Regardez d’abord autour de vous
À remarquer
- Volées simples
- Volées dédoublées
- Pont piétonnier
- Couches de peintures
L’histoire du lieu
Les marches se resserrent tantôt en une seule volée, tantôt se séparent en deux ; au-dessus du cours Lieutaud, creusé dans la pente, un étroit passage les relie. Depuis les quartiers bas, on montait d’ici jusqu’au marché de gros du plateau. Une entrée de métro a interrompu l’une des branches, mais le dessin général de la montée, de la rue et du pont reste perceptible. La peinture des marches change avec les artistes : une nouvelle œuvre recouvre la précédente, si bien que les anciennes photographies montrent des images déjà disparues.
En mille huit cent neuf, les habitants du plateau Saint-Michel — un secteur proche de l’actuelle La Plaine — demandèrent aux conseillers municipaux un passage direct vers le centre-ville de Marseille, situé en contrebas. Entre leurs maisons et la rue Jean-Baptiste-Estelle s’étendait une pente courte mais raide : sur quatre-vingts mètres de trajet, il fallait descendre d’environ quatorze mètres.
Le projet fut retardé par les dépenses et les différends avec les propriétaires des maisons voisines. Selon les règles alors en vigueur à Marseille, les propriétaires participaient au financement des nouvelles rues ; ici aussi, ils devaient investir leur propre argent. Le conseil discuta du passage, mais le plan approuvé ne parut qu’en mille huit cent cinquante-neuf. Pendant un demi-siècle, les habitants réclamèrent l’escalier qu’ils payèrent ensuite avec la ville.

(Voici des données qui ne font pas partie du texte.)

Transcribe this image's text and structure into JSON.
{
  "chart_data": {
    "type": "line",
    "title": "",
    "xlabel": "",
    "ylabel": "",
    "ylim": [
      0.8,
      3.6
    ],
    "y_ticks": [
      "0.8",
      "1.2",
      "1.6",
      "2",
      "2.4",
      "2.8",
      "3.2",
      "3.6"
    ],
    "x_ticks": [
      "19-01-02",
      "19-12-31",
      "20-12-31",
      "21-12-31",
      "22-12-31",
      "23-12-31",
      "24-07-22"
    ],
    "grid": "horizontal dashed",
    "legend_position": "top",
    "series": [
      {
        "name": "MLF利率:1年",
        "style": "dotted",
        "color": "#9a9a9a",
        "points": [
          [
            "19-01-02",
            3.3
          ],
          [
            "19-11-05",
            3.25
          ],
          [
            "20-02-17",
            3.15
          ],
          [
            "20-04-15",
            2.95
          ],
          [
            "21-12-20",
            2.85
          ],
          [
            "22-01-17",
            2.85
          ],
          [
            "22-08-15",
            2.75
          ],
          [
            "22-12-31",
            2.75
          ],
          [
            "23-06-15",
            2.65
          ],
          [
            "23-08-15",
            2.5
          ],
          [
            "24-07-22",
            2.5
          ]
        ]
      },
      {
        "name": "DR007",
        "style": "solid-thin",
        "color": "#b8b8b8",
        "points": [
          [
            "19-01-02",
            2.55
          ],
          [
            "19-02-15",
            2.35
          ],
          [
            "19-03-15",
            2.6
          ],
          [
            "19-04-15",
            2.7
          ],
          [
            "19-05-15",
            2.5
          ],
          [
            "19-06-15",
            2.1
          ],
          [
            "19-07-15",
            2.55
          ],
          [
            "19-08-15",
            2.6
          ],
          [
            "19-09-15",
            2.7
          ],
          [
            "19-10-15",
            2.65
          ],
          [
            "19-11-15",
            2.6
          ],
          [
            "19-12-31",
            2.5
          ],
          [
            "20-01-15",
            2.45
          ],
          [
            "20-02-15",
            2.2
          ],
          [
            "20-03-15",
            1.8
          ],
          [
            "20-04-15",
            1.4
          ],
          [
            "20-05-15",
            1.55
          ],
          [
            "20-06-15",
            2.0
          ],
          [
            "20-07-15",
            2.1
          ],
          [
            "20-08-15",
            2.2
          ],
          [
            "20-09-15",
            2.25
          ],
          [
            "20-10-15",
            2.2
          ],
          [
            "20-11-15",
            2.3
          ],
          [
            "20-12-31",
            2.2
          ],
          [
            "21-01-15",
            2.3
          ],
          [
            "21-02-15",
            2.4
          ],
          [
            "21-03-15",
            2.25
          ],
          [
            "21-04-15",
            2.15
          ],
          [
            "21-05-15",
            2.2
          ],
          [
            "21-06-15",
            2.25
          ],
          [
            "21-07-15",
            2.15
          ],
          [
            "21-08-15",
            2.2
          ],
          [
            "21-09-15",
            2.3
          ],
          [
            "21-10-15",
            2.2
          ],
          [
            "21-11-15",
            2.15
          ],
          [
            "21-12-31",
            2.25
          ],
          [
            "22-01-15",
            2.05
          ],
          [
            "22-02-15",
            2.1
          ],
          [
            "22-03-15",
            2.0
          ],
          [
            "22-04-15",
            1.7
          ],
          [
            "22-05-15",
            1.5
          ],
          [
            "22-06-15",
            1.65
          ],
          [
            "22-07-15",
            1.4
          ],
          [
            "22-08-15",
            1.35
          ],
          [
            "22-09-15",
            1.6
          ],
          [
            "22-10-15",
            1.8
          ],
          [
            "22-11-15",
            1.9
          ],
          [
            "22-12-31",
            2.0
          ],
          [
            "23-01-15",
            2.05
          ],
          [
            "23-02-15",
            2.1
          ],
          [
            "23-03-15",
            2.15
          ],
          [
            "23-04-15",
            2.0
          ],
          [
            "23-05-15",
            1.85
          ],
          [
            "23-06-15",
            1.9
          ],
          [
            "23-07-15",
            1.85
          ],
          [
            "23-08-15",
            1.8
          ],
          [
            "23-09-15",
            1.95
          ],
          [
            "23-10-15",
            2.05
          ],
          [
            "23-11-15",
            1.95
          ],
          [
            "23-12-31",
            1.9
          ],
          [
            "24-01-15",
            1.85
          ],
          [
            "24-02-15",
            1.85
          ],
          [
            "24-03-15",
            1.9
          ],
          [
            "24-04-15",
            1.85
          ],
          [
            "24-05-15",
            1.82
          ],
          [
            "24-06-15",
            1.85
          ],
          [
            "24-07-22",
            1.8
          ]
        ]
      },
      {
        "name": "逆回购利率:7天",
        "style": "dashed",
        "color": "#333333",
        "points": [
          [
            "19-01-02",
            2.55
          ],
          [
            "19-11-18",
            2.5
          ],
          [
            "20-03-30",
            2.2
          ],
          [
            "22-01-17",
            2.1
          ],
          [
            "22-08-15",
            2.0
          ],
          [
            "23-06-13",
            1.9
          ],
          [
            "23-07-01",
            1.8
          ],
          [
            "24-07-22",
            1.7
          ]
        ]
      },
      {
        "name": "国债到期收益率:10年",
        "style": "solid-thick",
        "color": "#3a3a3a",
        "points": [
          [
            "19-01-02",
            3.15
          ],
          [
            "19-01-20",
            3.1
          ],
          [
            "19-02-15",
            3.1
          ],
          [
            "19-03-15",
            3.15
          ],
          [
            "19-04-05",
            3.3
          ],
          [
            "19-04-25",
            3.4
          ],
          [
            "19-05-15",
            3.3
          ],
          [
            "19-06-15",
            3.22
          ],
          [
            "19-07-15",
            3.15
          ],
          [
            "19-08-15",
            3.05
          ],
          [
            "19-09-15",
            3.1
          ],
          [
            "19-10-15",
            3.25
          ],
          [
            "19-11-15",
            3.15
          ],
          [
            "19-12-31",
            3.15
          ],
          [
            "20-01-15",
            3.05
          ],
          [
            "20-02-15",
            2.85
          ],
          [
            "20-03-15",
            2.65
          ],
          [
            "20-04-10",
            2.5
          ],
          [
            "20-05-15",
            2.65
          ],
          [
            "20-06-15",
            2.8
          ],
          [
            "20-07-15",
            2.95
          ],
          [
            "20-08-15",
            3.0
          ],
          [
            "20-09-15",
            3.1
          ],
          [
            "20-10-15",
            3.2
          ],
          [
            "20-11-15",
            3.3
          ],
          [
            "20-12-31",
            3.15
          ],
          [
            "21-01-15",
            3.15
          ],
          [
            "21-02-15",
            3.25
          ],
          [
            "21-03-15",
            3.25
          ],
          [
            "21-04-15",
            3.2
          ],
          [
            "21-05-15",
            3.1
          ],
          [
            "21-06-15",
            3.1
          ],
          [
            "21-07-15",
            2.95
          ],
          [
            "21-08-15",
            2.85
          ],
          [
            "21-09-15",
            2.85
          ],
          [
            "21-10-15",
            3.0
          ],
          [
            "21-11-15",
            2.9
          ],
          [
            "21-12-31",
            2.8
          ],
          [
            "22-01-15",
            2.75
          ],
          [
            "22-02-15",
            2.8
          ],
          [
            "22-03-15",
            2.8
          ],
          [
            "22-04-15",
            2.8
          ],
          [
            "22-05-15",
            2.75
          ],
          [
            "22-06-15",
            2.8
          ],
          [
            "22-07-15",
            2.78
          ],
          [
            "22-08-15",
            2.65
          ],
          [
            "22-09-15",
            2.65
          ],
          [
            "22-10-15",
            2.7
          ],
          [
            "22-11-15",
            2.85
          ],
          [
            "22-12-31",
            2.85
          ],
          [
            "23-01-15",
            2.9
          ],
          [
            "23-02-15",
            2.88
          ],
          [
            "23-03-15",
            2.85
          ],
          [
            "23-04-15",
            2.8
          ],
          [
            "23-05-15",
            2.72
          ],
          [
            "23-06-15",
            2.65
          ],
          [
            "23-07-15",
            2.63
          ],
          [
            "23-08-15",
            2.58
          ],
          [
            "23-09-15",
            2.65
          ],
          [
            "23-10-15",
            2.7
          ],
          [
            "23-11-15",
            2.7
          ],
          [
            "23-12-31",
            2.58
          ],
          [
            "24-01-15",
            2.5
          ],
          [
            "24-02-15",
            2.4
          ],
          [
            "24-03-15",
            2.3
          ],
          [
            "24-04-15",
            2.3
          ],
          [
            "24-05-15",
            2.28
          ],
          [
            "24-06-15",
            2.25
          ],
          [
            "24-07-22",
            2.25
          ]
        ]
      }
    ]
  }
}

Les constructeurs alternèrent des volées simples et dédoublées, et jetèrent un pont piétonnier au-dessus du cours Lieutaud, tracé en tranchée. Les habitants du plateau obtinrent la descente qu’ils demandaient. Presque au même moment, le marché de gros déjà connu sur l’itinéraire ouvrit en haut : l’escalier y conduisait directement depuis la partie basse de la ville. Aujourd’hui, une entrée de métro interrompt l’une de ses volées, mais le tracé d’origine demeure : la rue, le pont, la montée vers le plateau.

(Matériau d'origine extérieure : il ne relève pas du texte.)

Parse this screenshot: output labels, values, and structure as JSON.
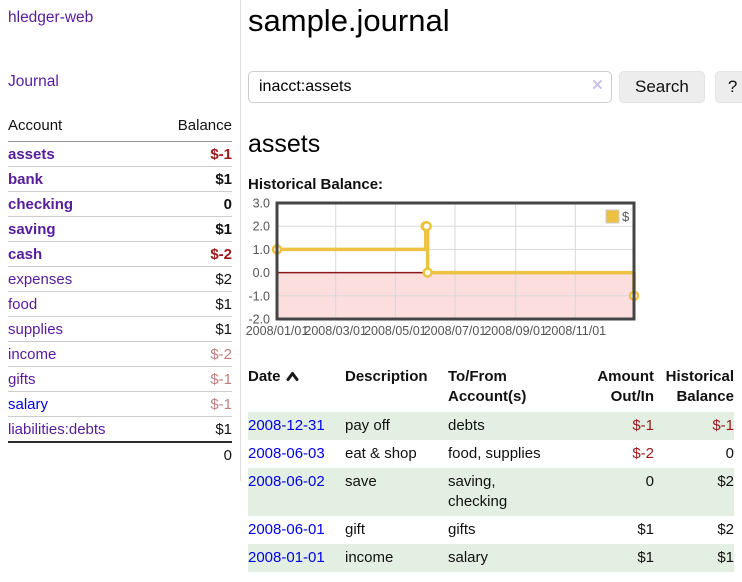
{
  "app": {
    "brand": "hledger-web",
    "nav_journal": "Journal"
  },
  "sidebar": {
    "header": {
      "account": "Account",
      "balance": "Balance"
    },
    "accounts": [
      {
        "name": "assets",
        "balance": "$-1"
      },
      {
        "name": "bank",
        "balance": "$1"
      },
      {
        "name": "checking",
        "balance": "0"
      },
      {
        "name": "saving",
        "balance": "$1"
      },
      {
        "name": "cash",
        "balance": "$-2"
      },
      {
        "name": "expenses",
        "balance": "$2"
      },
      {
        "name": "food",
        "balance": "$1"
      },
      {
        "name": "supplies",
        "balance": "$1"
      },
      {
        "name": "income",
        "balance": "$-2"
      },
      {
        "name": "gifts",
        "balance": "$-1"
      },
      {
        "name": "salary",
        "balance": "$-1"
      },
      {
        "name": "liabilities:debts",
        "balance": "$1"
      }
    ],
    "total": "0"
  },
  "main": {
    "title": "sample.journal",
    "search": {
      "value": "inacct:assets",
      "clear_icon": "×",
      "button_label": "Search",
      "help_label": "?"
    },
    "account_heading": "assets",
    "chart_label": "Historical Balance:"
  },
  "chart_data": {
    "type": "line",
    "mode": "step-after",
    "title": "Historical Balance",
    "series": [
      {
        "name": "$",
        "color": "#edc240",
        "points": [
          [
            "2008-01-01",
            1
          ],
          [
            "2008-06-01",
            2
          ],
          [
            "2008-06-02",
            2
          ],
          [
            "2008-06-03",
            0
          ],
          [
            "2008-12-31",
            -1
          ]
        ]
      }
    ],
    "x_range": [
      "2008-01-01",
      "2008-12-31"
    ],
    "x_ticks": [
      "2008/01/01",
      "2008/03/01",
      "2008/05/01",
      "2008/07/01",
      "2008/09/01",
      "2008/11/01"
    ],
    "y_ticks": [
      3.0,
      2.0,
      1.0,
      0.0,
      -1.0,
      -2.0
    ],
    "ylim": [
      -2,
      3
    ],
    "grid": true,
    "negative_region_color": "#fcdede",
    "zero_line_color": "#8c1717",
    "legend": {
      "label": "$",
      "position": "top-right"
    }
  },
  "register": {
    "columns": {
      "date": "Date",
      "description": "Description",
      "tofrom": "To/From Account(s)",
      "amount": "Amount Out/In",
      "balance": "Historical Balance"
    },
    "rows": [
      {
        "date": "2008-12-31",
        "description": "pay off",
        "accounts": "debts",
        "amount": "$-1",
        "balance": "$-1"
      },
      {
        "date": "2008-06-03",
        "description": "eat & shop",
        "accounts": "food, supplies",
        "amount": "$-2",
        "balance": "0"
      },
      {
        "date": "2008-06-02",
        "description": "save",
        "accounts": "saving, checking",
        "amount": "0",
        "balance": "$2"
      },
      {
        "date": "2008-06-01",
        "description": "gift",
        "accounts": "gifts",
        "amount": "$1",
        "balance": "$2"
      },
      {
        "date": "2008-01-01",
        "description": "income",
        "accounts": "salary",
        "amount": "$1",
        "balance": "$1"
      }
    ]
  }
}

En deux mille quatorze, les organisateurs du premier festival marseillais d’art urbain choisirent l’escalier pour une immense peinture murale. Les artistes Julien Reynaud et Acet répartirent une même composition entre les marches et les contremarches. Les auteurs invités par la suite la recouvrirent de leurs propres œuvres. En deux mille dix-huit, l’artiste Mahn Kloix composa deux visages sur les volées : des bandes de peinture séparées formaient une image vue depuis le bas de l’escalier. Plus tard, une association de commerçants locaux et la municipalité continuèrent à commander de nouvelles peintures.

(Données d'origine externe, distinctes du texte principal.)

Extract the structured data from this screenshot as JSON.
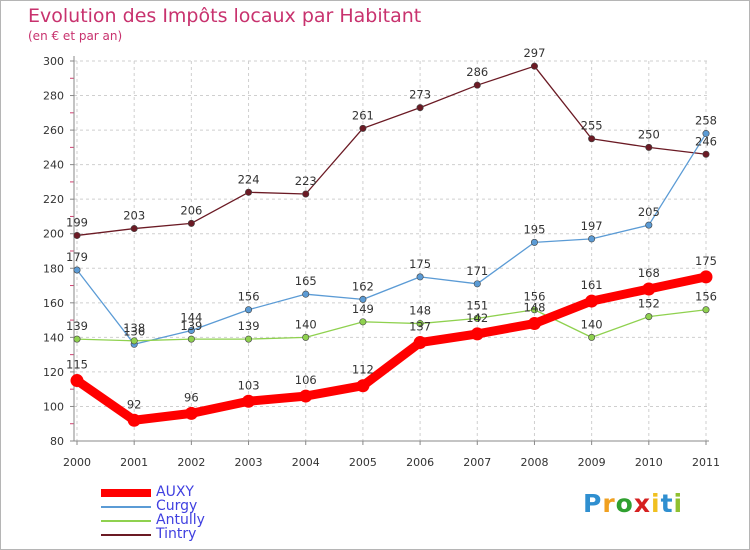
{
  "header": {
    "title": "Evolution des Impôts locaux par Habitant",
    "subtitle": "(en € et par an)"
  },
  "colors": {
    "title": "#c8326e",
    "legend_text": "#4040e0",
    "grid": "#cfcfcf",
    "axis": "#888888"
  },
  "chart_data": {
    "type": "line",
    "title": "Evolution des Impôts locaux par Habitant",
    "ylabel": "(en € et par an)",
    "xlabel": "",
    "x": [
      2000,
      2001,
      2002,
      2003,
      2004,
      2005,
      2006,
      2007,
      2008,
      2009,
      2010,
      2011
    ],
    "ylim": [
      80,
      300
    ],
    "yticks": [
      80,
      100,
      120,
      140,
      160,
      180,
      200,
      220,
      240,
      260,
      280,
      300
    ],
    "grid": true,
    "legend_position": "bottom-left",
    "series": [
      {
        "name": "AUXY",
        "color": "#ff0000",
        "values": [
          115,
          92,
          96,
          103,
          106,
          112,
          137,
          142,
          148,
          161,
          168,
          175
        ]
      },
      {
        "name": "Curgy",
        "color": "#5b9bd5",
        "values": [
          179,
          136,
          144,
          156,
          165,
          162,
          175,
          171,
          195,
          197,
          205,
          258
        ]
      },
      {
        "name": "Antully",
        "color": "#8fd14f",
        "values": [
          139,
          138,
          139,
          139,
          140,
          149,
          148,
          151,
          156,
          140,
          152,
          156
        ]
      },
      {
        "name": "Tintry",
        "color": "#6b1a24",
        "values": [
          199,
          203,
          206,
          224,
          223,
          261,
          273,
          286,
          297,
          255,
          250,
          246
        ]
      }
    ]
  },
  "legend": [
    {
      "label": "AUXY",
      "color": "#ff0000"
    },
    {
      "label": "Curgy",
      "color": "#5b9bd5"
    },
    {
      "label": "Antully",
      "color": "#8fd14f"
    },
    {
      "label": "Tintry",
      "color": "#6b1a24"
    }
  ],
  "logo": {
    "letters": [
      "P",
      "r",
      "o",
      "x",
      "i",
      "t",
      "i"
    ],
    "colors": [
      "#2f8fd0",
      "#f0a020",
      "#2fa02f",
      "#d62020",
      "#f0c020",
      "#2f8fd0",
      "#8fc030"
    ]
  }
}
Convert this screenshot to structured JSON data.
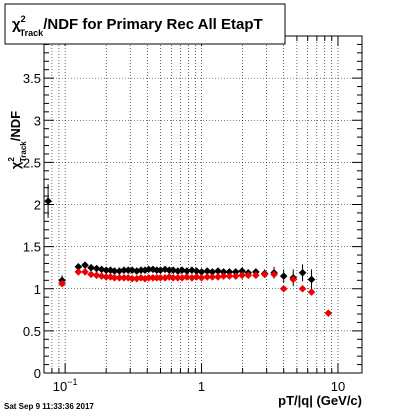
{
  "footer": {
    "timestamp": "Sat Sep  9 11:33:36 2017"
  },
  "chart_data": {
    "type": "scatter",
    "title": "χ²_Track/NDF for Primary Rec All EtapT",
    "title_parts": {
      "chi": "χ",
      "sup": "2",
      "sub": "Track",
      "rest": "/NDF for Primary Rec All EtapT"
    },
    "xlabel": "pT/|q| (GeV/c)",
    "ylabel": "χ²_Track/NDF",
    "ylabel_parts": {
      "chi": "χ",
      "sup": "2",
      "sub": "Track",
      "rest": "/NDF"
    },
    "xscale": "log",
    "xlim": [
      0.07,
      15
    ],
    "ylim": [
      0,
      4
    ],
    "grid": true,
    "legend": "none",
    "x_ticks": [
      {
        "value": 0.1,
        "base": "10",
        "exp": "−1"
      },
      {
        "value": 1,
        "base": "1",
        "exp": ""
      },
      {
        "value": 10,
        "base": "10",
        "exp": ""
      }
    ],
    "y_ticks": [
      {
        "value": 0,
        "label": "0"
      },
      {
        "value": 0.5,
        "label": "0.5"
      },
      {
        "value": 1,
        "label": "1"
      },
      {
        "value": 1.5,
        "label": "1.5"
      },
      {
        "value": 2,
        "label": "2"
      },
      {
        "value": 2.5,
        "label": "2.5"
      },
      {
        "value": 3,
        "label": "3"
      },
      {
        "value": 3.5,
        "label": "3.5"
      }
    ],
    "series": [
      {
        "color": "#000000",
        "x": [
          0.075,
          0.095,
          0.125,
          0.14,
          0.155,
          0.17,
          0.185,
          0.2,
          0.215,
          0.23,
          0.25,
          0.27,
          0.29,
          0.31,
          0.335,
          0.36,
          0.385,
          0.41,
          0.44,
          0.47,
          0.5,
          0.54,
          0.58,
          0.62,
          0.67,
          0.72,
          0.78,
          0.85,
          0.92,
          1.0,
          1.1,
          1.2,
          1.32,
          1.45,
          1.6,
          1.78,
          1.98,
          2.2,
          2.5,
          2.9,
          3.4,
          4.0,
          4.7,
          5.5,
          6.4
        ],
        "y": [
          2.04,
          1.1,
          1.26,
          1.28,
          1.25,
          1.24,
          1.23,
          1.22,
          1.22,
          1.21,
          1.21,
          1.22,
          1.22,
          1.22,
          1.21,
          1.22,
          1.22,
          1.23,
          1.23,
          1.22,
          1.22,
          1.23,
          1.22,
          1.22,
          1.21,
          1.22,
          1.21,
          1.22,
          1.21,
          1.2,
          1.21,
          1.2,
          1.21,
          1.2,
          1.2,
          1.2,
          1.21,
          1.19,
          1.2,
          1.18,
          1.19,
          1.15,
          1.13,
          1.19,
          1.11
        ],
        "err": [
          0.2,
          0.06,
          0.02,
          0.02,
          0.02,
          0.02,
          0.02,
          0.01,
          0.01,
          0.01,
          0.01,
          0.01,
          0.01,
          0.01,
          0.01,
          0.01,
          0.01,
          0.01,
          0.01,
          0.01,
          0.01,
          0.01,
          0.01,
          0.01,
          0.01,
          0.01,
          0.01,
          0.01,
          0.01,
          0.01,
          0.01,
          0.01,
          0.01,
          0.02,
          0.02,
          0.02,
          0.02,
          0.03,
          0.04,
          0.05,
          0.07,
          0.08,
          0.1,
          0.1,
          0.12
        ]
      },
      {
        "color": "#ee0000",
        "x": [
          0.095,
          0.125,
          0.14,
          0.155,
          0.17,
          0.185,
          0.2,
          0.215,
          0.23,
          0.25,
          0.27,
          0.29,
          0.31,
          0.335,
          0.36,
          0.385,
          0.41,
          0.44,
          0.47,
          0.5,
          0.54,
          0.58,
          0.62,
          0.67,
          0.72,
          0.78,
          0.85,
          0.92,
          1.0,
          1.1,
          1.2,
          1.32,
          1.45,
          1.6,
          1.78,
          1.98,
          2.2,
          2.5,
          2.9,
          3.4,
          4.0,
          4.7,
          5.5,
          6.4,
          8.5
        ],
        "y": [
          1.06,
          1.2,
          1.2,
          1.17,
          1.16,
          1.15,
          1.14,
          1.14,
          1.13,
          1.13,
          1.13,
          1.13,
          1.12,
          1.12,
          1.13,
          1.12,
          1.13,
          1.13,
          1.13,
          1.13,
          1.13,
          1.14,
          1.13,
          1.13,
          1.13,
          1.14,
          1.13,
          1.14,
          1.13,
          1.14,
          1.14,
          1.14,
          1.15,
          1.15,
          1.15,
          1.16,
          1.16,
          1.16,
          1.17,
          1.17,
          1.0,
          1.11,
          1.0,
          0.96,
          0.71
        ]
      }
    ]
  }
}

La peinture actuelle recouvre les compositions précédentes. Ici, on préserve la pratique même du remplacement ; une photographie de l’escalier prise il y a quelques années montre donc une œuvre déjà disparue. Le nom du cours Julien est plus ancien que toutes ces peintures : l’historien marseillais Adrien Blès le rattachait au nom de famille d’un ancien propriétaire foncier dont aucune donnée biographique fiable n’a été conservée.
Sur place
Accessible vingt-quatre heures sur vingt-quatre ; l’escalier est ouvert aux piétons.
Vérifié : 19 juin 2026. Vérifiez la source officielle avant votre visite.Regardez où vous mettez les pieds et ne vous arrêtez que là où l’on peut vous contourner ; après la pluie, la peinture et les marches peuvent être glissantes.